"Fu in una lugubre notte di novembre che vidi la realizzazione delle mie fatiche. Preso da grande angoscia, raccolsi i miei speciali strumenti così da poter infondere una scintilla di vita nella cosa inanimata che giaceva ai miei piedi. Era già l’una di notte; la pioggia picchiettava ossessiva contro i vetri, e la mia candela era quasi consumata, quando, alla debole luce semi-estinta, scorsi l’occhio giallo, fermo, della creatura aprirsi; respirava a fatica e un moto convulso agitava le sue membra. [...]"
Sono curiose le circostanze che portarono alla stesura di quest’opera così amata.
Tutto accadde nella piovosa estate del 1816, che gli Shelley trascorsero sul Lago di Ginevra, a casa del poeta Lord Byron. Byron, avvinto da alcuni racconti tedeschi dell’orrore, sfidò i suoi ospiti nella stesura di storie horror per vincer la noia. Dopo aver pensato invano a un trama, una notte Mary fece un “sogno a occhi aperti” e scrisse di getto il suo racconto, che piacque a tutti e vinse la sfida.

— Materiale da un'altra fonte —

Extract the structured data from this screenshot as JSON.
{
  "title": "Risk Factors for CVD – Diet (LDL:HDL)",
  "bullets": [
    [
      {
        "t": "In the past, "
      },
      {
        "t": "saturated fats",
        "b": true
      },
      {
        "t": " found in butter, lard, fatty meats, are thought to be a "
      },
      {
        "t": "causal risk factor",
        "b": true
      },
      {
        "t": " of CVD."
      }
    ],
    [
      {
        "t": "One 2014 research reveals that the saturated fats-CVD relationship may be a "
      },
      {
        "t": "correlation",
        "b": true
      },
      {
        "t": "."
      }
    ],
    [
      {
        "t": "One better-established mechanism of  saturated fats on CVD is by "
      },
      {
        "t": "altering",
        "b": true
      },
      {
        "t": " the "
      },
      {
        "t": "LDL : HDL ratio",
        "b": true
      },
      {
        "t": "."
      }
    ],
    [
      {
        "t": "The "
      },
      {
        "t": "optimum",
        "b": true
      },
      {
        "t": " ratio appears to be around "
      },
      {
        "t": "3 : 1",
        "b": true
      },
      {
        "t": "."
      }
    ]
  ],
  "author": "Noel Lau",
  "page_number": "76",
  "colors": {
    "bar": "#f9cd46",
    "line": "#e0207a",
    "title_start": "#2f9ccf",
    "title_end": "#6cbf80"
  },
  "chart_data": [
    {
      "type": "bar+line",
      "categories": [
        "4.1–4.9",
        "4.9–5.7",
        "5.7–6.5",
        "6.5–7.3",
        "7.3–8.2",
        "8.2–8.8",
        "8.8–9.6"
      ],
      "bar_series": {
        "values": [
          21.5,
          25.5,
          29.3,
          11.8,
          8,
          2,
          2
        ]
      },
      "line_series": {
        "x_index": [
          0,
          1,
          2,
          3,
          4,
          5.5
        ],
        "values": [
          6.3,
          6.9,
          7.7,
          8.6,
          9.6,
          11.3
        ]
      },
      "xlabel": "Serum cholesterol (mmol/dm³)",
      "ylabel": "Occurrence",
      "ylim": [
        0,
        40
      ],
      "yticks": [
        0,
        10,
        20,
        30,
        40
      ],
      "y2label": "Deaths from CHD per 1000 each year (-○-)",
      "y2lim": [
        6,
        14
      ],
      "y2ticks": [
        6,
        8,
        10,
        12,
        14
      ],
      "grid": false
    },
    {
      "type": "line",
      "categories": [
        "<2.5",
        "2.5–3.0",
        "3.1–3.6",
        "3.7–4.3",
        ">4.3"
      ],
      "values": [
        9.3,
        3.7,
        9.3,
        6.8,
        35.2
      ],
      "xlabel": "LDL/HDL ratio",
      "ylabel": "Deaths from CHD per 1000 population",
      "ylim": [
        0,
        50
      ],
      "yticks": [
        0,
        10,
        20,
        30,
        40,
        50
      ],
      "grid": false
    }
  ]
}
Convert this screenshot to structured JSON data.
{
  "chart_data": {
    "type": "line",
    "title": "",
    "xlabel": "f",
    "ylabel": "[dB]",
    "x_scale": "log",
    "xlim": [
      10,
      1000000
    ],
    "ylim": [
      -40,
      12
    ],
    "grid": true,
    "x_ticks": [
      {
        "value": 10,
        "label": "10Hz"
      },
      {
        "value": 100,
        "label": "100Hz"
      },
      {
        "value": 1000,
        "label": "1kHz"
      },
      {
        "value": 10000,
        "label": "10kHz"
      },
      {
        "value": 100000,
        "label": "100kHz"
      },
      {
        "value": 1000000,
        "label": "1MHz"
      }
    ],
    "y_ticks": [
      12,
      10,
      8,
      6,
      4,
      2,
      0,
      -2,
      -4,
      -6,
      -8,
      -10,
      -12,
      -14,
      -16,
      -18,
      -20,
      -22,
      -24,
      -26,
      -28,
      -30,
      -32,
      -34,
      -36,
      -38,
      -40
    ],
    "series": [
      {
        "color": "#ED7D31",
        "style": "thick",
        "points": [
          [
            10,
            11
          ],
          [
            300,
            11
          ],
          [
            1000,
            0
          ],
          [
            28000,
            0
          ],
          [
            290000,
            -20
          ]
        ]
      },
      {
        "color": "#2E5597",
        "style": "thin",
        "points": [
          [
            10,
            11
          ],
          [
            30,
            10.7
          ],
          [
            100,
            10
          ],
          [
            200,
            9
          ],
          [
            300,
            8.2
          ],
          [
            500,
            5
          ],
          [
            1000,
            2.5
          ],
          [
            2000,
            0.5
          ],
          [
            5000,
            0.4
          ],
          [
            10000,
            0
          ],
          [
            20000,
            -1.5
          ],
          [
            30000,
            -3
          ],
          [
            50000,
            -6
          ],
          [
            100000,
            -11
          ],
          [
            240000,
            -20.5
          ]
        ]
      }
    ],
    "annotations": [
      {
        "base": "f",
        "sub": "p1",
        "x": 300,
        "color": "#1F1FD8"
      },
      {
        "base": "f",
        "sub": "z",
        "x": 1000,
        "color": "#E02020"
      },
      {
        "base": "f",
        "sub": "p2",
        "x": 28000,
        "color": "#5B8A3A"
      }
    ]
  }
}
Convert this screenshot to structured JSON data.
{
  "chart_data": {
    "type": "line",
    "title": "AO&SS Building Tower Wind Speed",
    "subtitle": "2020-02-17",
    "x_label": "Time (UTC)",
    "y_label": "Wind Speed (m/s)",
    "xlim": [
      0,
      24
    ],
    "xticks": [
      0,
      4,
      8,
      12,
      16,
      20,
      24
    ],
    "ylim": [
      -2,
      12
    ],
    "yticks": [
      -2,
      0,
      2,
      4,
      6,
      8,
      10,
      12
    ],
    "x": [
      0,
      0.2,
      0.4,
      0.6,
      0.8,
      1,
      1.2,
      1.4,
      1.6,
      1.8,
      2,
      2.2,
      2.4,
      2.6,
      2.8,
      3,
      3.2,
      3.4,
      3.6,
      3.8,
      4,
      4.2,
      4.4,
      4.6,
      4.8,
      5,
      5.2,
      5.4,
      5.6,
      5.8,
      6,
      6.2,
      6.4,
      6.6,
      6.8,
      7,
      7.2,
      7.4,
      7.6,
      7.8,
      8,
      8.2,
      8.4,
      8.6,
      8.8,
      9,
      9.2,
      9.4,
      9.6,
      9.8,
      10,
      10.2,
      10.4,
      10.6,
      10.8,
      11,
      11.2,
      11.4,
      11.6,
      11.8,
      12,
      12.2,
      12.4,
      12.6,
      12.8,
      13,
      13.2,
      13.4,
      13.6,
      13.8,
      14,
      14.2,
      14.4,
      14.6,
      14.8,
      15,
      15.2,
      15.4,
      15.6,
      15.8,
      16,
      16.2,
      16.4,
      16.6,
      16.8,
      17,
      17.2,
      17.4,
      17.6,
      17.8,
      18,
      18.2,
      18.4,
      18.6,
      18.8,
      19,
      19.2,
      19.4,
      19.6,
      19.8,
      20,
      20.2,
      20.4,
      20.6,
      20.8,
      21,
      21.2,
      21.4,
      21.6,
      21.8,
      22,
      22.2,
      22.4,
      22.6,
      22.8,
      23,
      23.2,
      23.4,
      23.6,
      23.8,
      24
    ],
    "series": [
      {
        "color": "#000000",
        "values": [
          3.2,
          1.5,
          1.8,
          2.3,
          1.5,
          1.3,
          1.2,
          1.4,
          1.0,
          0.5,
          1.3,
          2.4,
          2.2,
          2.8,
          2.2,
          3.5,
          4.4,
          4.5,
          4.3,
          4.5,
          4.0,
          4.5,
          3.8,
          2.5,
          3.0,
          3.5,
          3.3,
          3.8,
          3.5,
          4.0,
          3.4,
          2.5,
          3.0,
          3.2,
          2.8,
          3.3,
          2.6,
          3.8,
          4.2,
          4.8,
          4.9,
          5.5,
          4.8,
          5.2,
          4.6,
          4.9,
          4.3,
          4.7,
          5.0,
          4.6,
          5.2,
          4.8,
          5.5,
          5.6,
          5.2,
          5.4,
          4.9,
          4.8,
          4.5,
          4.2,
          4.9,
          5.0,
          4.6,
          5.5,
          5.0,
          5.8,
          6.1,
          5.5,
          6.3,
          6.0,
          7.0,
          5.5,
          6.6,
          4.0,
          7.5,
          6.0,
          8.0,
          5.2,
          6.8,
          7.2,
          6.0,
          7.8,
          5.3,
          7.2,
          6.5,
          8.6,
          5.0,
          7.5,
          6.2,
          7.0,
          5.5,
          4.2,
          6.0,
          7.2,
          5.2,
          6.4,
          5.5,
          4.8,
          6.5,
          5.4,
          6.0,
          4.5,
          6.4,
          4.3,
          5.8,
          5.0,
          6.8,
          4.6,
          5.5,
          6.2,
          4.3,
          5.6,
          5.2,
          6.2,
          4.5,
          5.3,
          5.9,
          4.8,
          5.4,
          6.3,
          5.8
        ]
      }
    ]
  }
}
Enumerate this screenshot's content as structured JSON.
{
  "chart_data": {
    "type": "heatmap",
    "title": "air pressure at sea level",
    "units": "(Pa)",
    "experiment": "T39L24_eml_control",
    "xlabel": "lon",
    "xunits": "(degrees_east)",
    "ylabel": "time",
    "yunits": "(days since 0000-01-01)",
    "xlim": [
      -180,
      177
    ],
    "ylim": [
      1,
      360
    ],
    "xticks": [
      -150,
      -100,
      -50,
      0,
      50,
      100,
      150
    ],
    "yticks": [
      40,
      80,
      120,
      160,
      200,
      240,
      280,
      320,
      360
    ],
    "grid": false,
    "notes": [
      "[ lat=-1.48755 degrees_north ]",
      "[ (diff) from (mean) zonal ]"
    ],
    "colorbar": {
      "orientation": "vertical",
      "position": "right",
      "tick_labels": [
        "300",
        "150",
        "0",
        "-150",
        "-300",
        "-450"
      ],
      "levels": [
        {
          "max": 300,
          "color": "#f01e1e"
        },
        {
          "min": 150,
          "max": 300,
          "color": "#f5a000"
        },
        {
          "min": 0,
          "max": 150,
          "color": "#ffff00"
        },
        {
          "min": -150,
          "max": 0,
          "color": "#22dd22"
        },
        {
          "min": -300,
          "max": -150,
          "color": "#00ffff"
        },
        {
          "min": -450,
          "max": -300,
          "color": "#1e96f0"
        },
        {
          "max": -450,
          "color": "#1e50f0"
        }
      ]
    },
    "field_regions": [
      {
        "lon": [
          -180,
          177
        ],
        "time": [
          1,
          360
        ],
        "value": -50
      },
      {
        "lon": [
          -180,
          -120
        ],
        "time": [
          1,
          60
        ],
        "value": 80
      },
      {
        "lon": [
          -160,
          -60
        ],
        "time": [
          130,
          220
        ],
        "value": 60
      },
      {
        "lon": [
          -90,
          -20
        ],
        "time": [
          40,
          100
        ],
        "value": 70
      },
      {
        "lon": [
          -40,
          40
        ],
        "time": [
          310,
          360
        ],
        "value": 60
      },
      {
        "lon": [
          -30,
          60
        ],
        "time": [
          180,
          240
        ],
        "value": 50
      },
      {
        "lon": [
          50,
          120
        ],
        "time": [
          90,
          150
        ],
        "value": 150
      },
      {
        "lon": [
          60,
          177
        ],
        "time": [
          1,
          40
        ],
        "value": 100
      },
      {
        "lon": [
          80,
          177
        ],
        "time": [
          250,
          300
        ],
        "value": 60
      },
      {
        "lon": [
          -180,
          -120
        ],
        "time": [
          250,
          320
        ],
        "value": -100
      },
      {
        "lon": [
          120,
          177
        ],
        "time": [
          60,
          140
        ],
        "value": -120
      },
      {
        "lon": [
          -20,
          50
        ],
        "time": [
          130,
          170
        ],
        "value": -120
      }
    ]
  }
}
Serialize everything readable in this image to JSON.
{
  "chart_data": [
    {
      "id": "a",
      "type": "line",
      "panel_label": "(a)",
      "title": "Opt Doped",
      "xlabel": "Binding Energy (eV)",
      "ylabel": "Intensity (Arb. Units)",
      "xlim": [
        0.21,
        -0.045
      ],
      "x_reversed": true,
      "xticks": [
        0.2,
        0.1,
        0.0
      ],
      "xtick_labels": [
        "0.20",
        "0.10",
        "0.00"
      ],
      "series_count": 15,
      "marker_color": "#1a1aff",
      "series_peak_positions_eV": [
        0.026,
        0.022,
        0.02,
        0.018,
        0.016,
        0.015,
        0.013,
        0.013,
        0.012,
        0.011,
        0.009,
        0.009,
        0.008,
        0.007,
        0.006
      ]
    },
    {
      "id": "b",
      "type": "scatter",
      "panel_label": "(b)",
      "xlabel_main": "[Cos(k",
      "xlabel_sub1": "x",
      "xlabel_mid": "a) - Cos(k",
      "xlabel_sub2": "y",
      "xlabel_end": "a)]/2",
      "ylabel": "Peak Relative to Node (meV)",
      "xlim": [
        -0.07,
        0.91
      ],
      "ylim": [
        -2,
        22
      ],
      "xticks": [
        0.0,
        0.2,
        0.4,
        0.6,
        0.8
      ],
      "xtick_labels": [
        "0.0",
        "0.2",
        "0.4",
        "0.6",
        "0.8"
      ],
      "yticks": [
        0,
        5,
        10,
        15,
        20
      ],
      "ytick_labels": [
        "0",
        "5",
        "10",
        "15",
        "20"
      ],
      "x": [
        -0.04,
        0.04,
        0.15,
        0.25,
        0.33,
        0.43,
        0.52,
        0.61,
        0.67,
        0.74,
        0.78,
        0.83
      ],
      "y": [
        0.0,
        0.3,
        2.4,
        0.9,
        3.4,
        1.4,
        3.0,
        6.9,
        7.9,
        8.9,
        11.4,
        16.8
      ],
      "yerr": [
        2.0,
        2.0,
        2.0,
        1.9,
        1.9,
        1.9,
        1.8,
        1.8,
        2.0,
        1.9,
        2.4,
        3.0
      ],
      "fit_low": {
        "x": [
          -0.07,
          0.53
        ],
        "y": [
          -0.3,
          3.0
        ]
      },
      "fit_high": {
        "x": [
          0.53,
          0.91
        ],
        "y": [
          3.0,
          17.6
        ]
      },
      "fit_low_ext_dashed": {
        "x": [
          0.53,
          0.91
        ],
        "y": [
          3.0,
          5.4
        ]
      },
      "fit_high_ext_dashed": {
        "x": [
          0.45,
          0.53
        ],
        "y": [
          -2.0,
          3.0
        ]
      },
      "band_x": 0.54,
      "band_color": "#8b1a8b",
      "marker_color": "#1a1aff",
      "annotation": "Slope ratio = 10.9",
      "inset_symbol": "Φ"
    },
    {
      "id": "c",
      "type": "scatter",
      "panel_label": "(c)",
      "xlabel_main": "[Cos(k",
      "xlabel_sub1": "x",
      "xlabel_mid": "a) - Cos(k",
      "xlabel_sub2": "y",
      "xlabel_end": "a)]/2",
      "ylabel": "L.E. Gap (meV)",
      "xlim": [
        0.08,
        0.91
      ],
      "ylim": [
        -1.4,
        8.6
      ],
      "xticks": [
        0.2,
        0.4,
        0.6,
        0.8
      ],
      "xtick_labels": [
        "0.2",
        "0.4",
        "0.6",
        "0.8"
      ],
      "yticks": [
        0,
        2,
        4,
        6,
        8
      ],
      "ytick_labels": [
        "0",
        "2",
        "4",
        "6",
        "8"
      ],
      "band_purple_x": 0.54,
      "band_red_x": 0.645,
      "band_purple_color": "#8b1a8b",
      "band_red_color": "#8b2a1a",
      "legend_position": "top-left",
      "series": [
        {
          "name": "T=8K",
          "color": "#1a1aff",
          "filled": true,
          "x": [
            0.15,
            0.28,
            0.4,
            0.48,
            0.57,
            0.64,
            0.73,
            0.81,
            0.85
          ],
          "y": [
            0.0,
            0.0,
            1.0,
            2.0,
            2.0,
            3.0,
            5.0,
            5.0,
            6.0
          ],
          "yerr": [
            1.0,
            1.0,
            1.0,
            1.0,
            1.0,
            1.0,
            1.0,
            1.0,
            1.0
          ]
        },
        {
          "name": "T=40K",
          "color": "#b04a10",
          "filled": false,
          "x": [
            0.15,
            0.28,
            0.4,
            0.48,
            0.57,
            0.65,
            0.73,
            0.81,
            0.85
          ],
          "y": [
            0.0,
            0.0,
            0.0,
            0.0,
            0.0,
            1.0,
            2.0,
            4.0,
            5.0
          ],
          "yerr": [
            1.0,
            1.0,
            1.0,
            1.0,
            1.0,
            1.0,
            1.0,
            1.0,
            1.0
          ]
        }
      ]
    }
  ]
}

Proprio da qui si svilupperà il romanzo che conosciamo.
Lungi dall’essere una semplice storia di mostri, Mary Shelley indaga le conseguenze nefaste di un’ambizione che diventa ossessione mortale e svela la brutalità di una società che non perdona la difformità e tanto meno la deformità. È il primo, e per certi aspetti unico, racconto di questo genere a porsi anche dalla prospettiva del mostro: vittima prima ancor che carnefice.
Se nel racconto di Mary Shelley a parlare è sempre il capitan Walton (che descrive alla sorella, in un diario di bordo, i fatti straordinari di Victor Frankenstein e del “mostro”), la scelta di una voce femminile per leggere il testo può sembrar bizzarra.
Ma se la stessa Shelley avesse letto queste pagine ai suoi amici in quella lontana, tempestosa notte ginevrina?